A noite que a Nação quer esquecer
É difícil até para escrever, Nação. A ferida está aberta. O sonho do título da Copa do Brasil acabou de forma amarga, dolorosa, daquelas que fazem o sangue rubro-negro ferver. Fomos ao Barradão com uma vantagem, mas voltamos para casa com uma eliminação por 3 a 2 no agregado para o Vitória, após uma derrota por 2 a 0 que vai doer por muito tempo. E, infelizmente, o lance capital da partida tem um protagonista que não esperávamos: o nosso goleiro Rossi.
Depois de vencer por 2 a 1 no Maracanã, o Mais Querido precisava de um simples empate. Mas o futebol é cruel. E em uma noite para esquecer, vimos a nossa vaga escorrer pelos dedos. A frustração é imensa, e as críticas, inevitáveis. Principalmente quando vêm de uma análise fria e técnica da maior emissora do país.
Jornalista da Globo aponta o dedo: “Erra duas vezes”
Não somos só nós, torcedores, que ficamos na bronca. Durante a análise na TV Globo após a partida, o jornalista Felipe Diniz foi direto ao ponto, sem rodeios, ao comentar a falha de Rossi no segundo gol do Vitória, marcado por Luan Cândido, que selou nosso destino na competição.
A análise foi como um soco no estômago, porque era exatamente o que a Nação Rubro-Negra estava sentindo. Segundo Diniz, a falha foi dupla. “Um goleiro do tamanho do Rossi não pode tomar esse gol. Ele erra duas vezes. O tapa foi para dentro da área, ele podia ao menos tentar dar um soco para tirar a bola da área”, afirmou o jornalista, dissecando o lance que nos custou a classificação.
Ouvir isso em rede nacional só confirma a gravidade do momento. Não foi um lance de azar. Foi uma sucessão de decisões equivocadas em um momento crucial, onde um erro custa um campeonato.
Faltou reação? A falha que selou a eliminação
A crítica de Felipe Diniz não parou por aí. Ele foi além e apontou outro ponto crucial na jogada: a passividade do nosso goleiro no rebote. Uma bola que, para um arqueiro do calibre que esperamos no Mengão, deveria ser defesa obrigatória.
“O rebote é uma bola que vai no corpo dele, faltou um pouco de tempo de reação, porque a bola acaba pegando ainda na barriga dele. O Rossi tinha que pegar essa bola”, completou o comentarista. É duro de ler, mas é a verdade. A bola praticamente procura o goleiro e, mesmo assim, encontra o caminho das redes. É o tipo de lance que define um jogo, que separa os times que avançam dos que ficam pelo caminho.
E na quinta fase da Copa do Brasil, contra um adversário que jogava a vida, não há espaço para esse tipo de vacilo. Pagamos o preço mais caro por isso.

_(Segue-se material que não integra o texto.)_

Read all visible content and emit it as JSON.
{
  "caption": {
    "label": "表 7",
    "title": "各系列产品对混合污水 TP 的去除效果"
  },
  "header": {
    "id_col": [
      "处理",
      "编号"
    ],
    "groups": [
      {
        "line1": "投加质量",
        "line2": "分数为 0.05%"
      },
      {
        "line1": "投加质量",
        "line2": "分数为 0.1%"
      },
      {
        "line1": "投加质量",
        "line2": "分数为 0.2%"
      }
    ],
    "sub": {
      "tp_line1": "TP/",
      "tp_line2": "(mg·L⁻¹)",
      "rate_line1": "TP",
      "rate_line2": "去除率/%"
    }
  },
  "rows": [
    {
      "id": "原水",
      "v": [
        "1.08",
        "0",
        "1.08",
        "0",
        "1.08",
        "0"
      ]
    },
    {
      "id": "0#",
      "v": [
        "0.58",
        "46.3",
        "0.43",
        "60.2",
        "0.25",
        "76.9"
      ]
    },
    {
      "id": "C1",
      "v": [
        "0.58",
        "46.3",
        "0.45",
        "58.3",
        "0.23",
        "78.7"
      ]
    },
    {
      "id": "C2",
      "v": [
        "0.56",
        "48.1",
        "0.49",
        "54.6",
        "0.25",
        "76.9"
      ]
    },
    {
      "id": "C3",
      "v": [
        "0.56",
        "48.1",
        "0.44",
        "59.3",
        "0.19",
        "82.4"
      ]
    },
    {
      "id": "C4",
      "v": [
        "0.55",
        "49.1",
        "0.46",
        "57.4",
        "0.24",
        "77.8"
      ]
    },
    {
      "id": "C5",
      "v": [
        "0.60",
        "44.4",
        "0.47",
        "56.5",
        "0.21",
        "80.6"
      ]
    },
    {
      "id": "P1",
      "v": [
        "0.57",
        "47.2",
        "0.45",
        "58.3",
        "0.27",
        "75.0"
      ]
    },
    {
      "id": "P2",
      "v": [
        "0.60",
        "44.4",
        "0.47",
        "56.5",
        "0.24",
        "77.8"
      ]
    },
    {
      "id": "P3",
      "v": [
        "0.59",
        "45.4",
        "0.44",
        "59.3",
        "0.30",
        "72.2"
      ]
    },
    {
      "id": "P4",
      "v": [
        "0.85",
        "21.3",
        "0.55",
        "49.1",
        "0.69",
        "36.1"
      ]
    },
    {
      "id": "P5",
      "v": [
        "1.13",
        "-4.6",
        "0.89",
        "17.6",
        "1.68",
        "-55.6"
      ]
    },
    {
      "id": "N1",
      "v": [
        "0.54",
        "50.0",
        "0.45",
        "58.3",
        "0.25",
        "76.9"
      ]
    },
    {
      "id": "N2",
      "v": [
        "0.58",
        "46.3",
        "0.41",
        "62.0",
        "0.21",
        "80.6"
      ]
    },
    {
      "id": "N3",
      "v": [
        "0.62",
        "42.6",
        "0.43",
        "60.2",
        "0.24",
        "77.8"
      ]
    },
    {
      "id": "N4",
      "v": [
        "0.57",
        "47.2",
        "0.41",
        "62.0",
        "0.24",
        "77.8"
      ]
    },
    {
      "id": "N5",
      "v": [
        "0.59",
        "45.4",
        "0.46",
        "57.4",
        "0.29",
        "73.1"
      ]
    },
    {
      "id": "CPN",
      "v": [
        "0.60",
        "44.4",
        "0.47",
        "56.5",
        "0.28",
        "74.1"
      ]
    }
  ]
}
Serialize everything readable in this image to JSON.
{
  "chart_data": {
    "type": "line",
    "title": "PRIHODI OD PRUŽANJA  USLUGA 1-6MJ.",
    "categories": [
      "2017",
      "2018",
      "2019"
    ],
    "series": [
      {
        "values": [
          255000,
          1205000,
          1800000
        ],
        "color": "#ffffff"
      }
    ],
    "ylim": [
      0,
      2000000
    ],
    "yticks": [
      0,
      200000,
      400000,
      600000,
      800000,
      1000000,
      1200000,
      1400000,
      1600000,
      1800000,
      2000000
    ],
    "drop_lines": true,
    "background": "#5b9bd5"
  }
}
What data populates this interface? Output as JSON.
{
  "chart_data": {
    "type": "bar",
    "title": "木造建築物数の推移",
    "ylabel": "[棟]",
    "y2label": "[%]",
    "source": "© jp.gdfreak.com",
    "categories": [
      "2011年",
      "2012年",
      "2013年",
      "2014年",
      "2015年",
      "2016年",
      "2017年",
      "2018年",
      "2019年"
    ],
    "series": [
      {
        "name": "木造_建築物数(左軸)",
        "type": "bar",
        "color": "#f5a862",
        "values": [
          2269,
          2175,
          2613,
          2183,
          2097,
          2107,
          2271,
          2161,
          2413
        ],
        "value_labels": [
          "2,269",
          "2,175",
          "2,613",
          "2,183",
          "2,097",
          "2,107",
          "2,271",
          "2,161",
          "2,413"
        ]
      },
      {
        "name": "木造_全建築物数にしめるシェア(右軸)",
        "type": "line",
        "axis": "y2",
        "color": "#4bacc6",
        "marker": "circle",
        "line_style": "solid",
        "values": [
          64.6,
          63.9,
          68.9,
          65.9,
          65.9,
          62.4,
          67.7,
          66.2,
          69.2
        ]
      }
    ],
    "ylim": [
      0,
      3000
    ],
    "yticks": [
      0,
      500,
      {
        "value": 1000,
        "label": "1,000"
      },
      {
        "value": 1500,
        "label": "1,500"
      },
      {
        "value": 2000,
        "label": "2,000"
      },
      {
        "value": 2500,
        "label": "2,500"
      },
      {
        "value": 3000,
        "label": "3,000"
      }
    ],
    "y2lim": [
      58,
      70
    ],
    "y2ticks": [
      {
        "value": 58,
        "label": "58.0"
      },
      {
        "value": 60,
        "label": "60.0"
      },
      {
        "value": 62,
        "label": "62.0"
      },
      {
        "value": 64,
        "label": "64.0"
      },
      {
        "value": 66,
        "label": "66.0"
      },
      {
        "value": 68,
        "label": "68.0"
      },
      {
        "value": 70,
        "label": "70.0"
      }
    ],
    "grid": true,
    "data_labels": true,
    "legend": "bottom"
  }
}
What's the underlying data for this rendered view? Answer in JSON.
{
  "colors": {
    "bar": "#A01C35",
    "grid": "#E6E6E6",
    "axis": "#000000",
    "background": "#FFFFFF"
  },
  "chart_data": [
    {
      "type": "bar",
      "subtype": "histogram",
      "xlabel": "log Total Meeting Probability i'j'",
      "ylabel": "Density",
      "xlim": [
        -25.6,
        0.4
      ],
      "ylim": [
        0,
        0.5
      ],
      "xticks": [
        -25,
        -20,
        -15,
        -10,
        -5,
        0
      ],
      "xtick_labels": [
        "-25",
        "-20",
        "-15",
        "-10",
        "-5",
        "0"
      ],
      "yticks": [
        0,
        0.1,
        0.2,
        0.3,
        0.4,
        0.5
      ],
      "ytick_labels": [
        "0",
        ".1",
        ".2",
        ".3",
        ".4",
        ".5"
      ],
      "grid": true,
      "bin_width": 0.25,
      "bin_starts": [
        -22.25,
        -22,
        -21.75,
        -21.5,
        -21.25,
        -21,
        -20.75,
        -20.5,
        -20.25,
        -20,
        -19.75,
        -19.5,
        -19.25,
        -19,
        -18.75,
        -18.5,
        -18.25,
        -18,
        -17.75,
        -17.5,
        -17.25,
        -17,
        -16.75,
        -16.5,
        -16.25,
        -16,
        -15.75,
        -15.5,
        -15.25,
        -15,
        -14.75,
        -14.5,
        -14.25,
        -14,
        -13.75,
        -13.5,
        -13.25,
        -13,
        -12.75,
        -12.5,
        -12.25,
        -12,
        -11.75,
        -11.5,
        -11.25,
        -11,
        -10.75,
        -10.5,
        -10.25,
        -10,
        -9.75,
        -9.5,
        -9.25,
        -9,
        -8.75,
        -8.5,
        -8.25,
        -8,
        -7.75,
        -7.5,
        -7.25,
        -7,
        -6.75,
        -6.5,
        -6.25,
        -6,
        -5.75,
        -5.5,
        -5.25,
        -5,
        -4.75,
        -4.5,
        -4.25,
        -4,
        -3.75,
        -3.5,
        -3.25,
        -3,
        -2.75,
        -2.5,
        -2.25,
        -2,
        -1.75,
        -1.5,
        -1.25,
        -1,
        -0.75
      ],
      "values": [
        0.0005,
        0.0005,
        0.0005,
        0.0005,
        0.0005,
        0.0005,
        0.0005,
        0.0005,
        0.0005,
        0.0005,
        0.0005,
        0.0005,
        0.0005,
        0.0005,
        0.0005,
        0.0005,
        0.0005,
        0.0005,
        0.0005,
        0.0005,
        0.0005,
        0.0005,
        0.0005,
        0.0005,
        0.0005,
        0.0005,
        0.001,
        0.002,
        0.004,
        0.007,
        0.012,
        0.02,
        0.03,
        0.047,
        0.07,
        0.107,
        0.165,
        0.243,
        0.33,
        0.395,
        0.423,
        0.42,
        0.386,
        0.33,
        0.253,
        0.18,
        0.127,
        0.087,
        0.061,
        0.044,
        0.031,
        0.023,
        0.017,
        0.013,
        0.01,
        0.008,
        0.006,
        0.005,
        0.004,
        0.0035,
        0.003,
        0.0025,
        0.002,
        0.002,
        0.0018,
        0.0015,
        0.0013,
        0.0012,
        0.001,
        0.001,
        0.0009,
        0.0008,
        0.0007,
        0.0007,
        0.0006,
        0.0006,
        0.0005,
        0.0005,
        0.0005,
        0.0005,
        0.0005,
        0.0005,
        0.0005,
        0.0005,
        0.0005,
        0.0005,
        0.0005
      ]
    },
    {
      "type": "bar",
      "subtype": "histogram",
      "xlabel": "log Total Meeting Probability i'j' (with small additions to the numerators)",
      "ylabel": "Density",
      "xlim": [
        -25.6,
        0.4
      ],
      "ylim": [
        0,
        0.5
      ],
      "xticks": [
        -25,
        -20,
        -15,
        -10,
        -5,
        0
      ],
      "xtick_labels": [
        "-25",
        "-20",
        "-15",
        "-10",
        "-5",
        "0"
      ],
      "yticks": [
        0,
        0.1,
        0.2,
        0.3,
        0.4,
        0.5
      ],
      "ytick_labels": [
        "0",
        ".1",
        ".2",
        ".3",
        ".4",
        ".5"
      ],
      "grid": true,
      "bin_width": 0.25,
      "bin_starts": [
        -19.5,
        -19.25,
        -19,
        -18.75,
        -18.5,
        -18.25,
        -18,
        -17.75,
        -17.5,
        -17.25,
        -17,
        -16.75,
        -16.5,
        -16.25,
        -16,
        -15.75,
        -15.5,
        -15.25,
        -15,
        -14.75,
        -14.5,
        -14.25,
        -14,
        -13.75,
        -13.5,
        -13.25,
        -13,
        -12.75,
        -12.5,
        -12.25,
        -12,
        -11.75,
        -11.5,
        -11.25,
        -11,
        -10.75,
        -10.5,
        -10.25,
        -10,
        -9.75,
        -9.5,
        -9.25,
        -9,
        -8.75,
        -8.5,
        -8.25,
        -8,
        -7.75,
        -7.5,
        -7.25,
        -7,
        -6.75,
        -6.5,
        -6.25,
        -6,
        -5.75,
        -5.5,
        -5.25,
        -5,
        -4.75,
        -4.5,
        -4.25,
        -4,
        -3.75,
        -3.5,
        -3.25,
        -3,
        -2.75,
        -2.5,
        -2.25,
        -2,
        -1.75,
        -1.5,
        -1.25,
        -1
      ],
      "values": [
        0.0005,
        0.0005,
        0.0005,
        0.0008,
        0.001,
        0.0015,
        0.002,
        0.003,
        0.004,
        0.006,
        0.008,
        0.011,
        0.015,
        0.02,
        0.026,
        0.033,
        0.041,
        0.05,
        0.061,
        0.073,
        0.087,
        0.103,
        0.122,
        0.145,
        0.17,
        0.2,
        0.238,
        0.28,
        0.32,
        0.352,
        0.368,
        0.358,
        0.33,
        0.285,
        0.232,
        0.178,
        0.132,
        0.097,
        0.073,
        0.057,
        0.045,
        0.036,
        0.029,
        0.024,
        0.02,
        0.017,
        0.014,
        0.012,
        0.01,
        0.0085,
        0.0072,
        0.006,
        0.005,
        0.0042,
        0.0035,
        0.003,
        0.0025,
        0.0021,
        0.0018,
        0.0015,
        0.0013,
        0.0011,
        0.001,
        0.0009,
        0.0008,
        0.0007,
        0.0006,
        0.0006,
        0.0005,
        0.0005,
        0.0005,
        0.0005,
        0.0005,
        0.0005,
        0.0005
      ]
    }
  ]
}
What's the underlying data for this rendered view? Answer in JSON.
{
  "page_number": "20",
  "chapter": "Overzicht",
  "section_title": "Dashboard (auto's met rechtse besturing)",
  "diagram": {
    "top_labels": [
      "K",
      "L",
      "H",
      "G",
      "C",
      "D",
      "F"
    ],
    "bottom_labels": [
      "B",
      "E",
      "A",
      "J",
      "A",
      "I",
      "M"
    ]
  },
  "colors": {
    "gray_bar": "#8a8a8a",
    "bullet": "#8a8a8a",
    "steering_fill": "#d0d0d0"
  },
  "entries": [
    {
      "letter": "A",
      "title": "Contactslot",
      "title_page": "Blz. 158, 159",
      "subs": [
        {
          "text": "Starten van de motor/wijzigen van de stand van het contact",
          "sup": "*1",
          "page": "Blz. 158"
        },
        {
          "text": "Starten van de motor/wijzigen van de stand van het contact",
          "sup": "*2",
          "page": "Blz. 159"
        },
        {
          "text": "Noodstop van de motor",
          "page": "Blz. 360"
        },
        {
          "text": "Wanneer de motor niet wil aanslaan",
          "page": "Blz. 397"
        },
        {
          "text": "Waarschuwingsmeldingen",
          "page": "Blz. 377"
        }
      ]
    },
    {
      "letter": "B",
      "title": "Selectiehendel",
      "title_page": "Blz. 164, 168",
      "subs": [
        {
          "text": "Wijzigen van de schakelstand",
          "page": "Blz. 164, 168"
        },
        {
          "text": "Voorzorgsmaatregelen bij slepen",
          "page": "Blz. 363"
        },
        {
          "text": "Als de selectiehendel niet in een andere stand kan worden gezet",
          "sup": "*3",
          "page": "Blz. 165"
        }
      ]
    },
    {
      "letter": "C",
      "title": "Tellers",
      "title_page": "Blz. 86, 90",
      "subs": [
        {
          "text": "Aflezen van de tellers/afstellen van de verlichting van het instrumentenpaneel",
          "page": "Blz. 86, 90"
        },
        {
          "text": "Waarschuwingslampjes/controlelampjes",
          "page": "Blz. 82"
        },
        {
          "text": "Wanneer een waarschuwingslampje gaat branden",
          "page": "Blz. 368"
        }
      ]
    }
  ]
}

Crônica de uma eliminação anunciada
Vamos rebobinar a fita desse pesadelo. A vantagem que construímos no Rio de Janeiro durou apenas seis minutos. Foi o tempo que o Vitória precisou para abrir o placar com Erick, num chutaço no ângulo, sem qualquer chance para Rossi. Ali, o sinal de alerta já estava ligado no volume máximo.
O time do técnico Leonardo Jardim, mesmo com mais posse de bola, parecia perdido, com uma dificuldade imensa para criar jogadas de perigo. O Rubro-Negro só conseguiu levar algum susto ao adversário depois dos 30 minutos, com uma boa finalização de Luiz Araújo, mas a precisão não estava em dia.
Na volta do intervalo, o Flamengo até deu a impressão de que iria para cima, criando três boas chances logo de cara. Mas foi só um lampejo. Em uma cobrança de escanteio, veio o lance fatídico. Rossi saiu mal, a bola sobrou limpa para Luan Cândido e o resto é a história triste que já conhecemos. 2 a 0 no placar, 3 a 2 no agregado e adeus, Copa do Brasil.
A voz da Nação ecoa nas redes sociais
Como era de se esperar, a maior torcida do mundo não perdoou. As redes sociais foram inundadas por críticas à atuação do goleiro argentino. A frustração do torcedor, que apoia incondicionalmente, se transformou em revolta ao ver a classificação escapar por uma falha individual tão clara.
A análise do jornalista da Globo apenas deu voz técnica ao que milhões de rubro-negros viram e sentiram. Agora, resta juntar os cacos. Uma eliminação na quinta fase é inaceitável para a grandeza do Flamengo. A conta chegou, e o preço foi a nossa continuidade em uma das competições mais importantes do ano. Que sirva de lição. SRN.